Ainsi, le 6 novembre 1894, trois décennies après que son père eut fui sa maison de Lawrence pour rejoindre l’armée confédérée du général Lee en Virginie, Frost prend un train pour New York, où il monte à bord d’un bateau à vapeur pour la Virginie. Débarqué à Norfolk et » possédé » par les souvenirs de la femme qu’il » ne possédait plus » (pour reprendre les mots de son poème » The Gift Outright « ), il a marché en vêtements de ville le long de la rivière Elizabeth vers la petite ville de Deep Creek. Après avoir dépassé « Beyond the furthest city light », comme il l’écrira dans « Acquainted with the Night », il se dirigea vers les bois sombres du Great Dismal Swamp qui s’étendait jusqu’en Caroline du Nord.
« J’essayais de jeter ma vie en l’air », dit-il à plusieurs reprises à son biographe autorisé, Lawrance Thompson. Le marécage, qui était habité par des serpents venimeux et des animaux prédateurs, était un endroit approprié pour le poète à la Hamlet pour noyer ses chagrins, et peut-être lui-même aussi.
Note de l’éditeur : Quelque part au sud de Deep Creek, en Virginie, Frost a repris ses esprits.
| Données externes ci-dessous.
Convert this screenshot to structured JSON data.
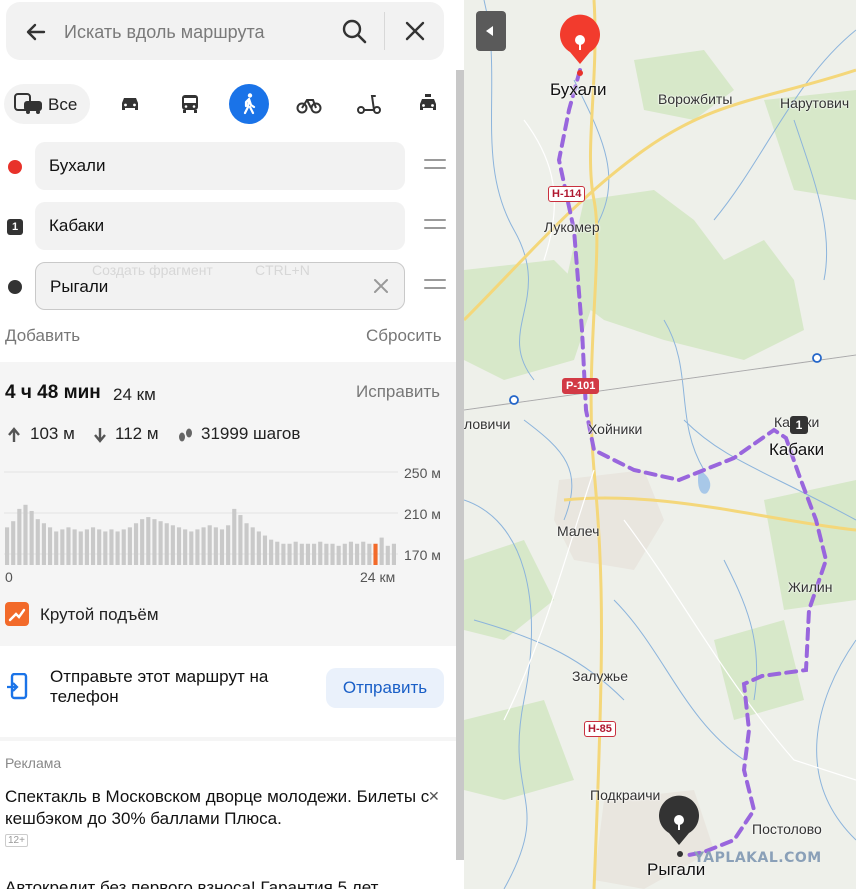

Sa randonnée mélancolique prit fin lorsque plusieurs hommes exploitant un petit bateau à vapeur l’invitèrent à se joindre à eux pour leur voyage vers Elizabeth City, en Caroline du Nord, où ils comptaient récupérer un groupe de chasseurs de canards. Frost monte sur leur bateau et accompagne les chasseurs jusqu’aux Outer Banks. Peu après, il a commencé à rentrer dans le Massachusetts. Fatigué de vivre à la dure et effrayé par les vagabonds et les voleurs qu’il ne cesse de rencontrer, il demande à sa mère d’envoyer de l’argent à Baltimore pour qu’il puisse acheter un billet de train. Il arrive finalement à Lawrence le 30 novembre 1894, plus de trois semaines après avoir laissé Elinor à Canton. Un an plus tard, le 19 décembre 1895, un ministre Swedenborgian marie Robert Frost et Elinor White à Lawrence.
Henry Hart ’76 est professeur d’anglais au College of William and Mary. Il a publié quatre livres de poésie et des ouvrages critiques sur Robert Lowell, Seamus Heaney et Geoffrey Hill. Sa biographie James Dickey : The World as a Lie a été finaliste du Southern Book Critics Circle Award en 2000.
Excerté de The Life of Robert Frost : A Critical Biography, Wiley Blackwell, 68 $.